I wonder if EM is designed for only missing data. Can somebody let me have a clear definition on EM algorithm?
The EM algorithm is designed for missing data but the term "missing data" can also include the concept of a "latent variable" which can be interpreted as an observation which is always missing. The goal of the EM algorithm is to maximize the likelihood of the observed data $y_1, \ldots, y_n$ given the parameter values of your probability model. This means that we need to "integrate" over the unobservable data components $z_1, \ldots, z_n$ and this integration is typically computationally challenging. Let $p(y,z|\theta)$ specify the probability model where $y$ is the observable and $z$ is the latent discrete variable.

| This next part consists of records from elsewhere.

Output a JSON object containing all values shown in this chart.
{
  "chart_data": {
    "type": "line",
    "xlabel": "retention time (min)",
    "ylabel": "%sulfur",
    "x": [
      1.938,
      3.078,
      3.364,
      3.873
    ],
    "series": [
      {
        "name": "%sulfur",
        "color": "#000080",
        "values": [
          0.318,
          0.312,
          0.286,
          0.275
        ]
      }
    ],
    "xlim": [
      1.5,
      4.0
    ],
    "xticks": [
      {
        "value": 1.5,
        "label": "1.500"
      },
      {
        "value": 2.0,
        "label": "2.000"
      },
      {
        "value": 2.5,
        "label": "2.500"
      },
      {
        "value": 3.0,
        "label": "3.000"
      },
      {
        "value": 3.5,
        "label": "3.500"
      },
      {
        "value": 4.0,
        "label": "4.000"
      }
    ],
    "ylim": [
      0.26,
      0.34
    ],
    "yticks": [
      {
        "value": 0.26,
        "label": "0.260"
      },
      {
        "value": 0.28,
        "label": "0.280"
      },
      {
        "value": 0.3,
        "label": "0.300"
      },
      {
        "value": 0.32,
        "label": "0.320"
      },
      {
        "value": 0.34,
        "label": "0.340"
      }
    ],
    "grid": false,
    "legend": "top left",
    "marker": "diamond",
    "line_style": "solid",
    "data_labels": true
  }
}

The goal is to minimize $\ell_n(\theta) = -(1/n) \sum_{i=1}^n \log \sum_z p(y_i,z|\theta)$. The EM algorithm works by first guess a value for $\theta$, call that $\theta_t$. Then we do the E-step which is to compute the expectation $\ell_{n,t}(\theta) = -(1/n) \sum_{i=1}^n \sum_z \left(\log p(y_i,z | \theta) \right) p(z|y_i, \theta_t)$. Then we do the M-step which is to fully minimize $\ell_{n,t}$. Then we increment $t$ with $t = t + 1$ and go back to the E-Step. If we just partially minimize $\ell_{n,t}$ using (for example) a gradient descent step then this is called a GEM (Generalized EM) algorithm. Adaptive versions where the expectation is only estimated based upon sampling the density $p(z|y_i,\theta_)$ are called MCEM (Monte Carlo EM) or SAEM (Stochastic Approximation EM).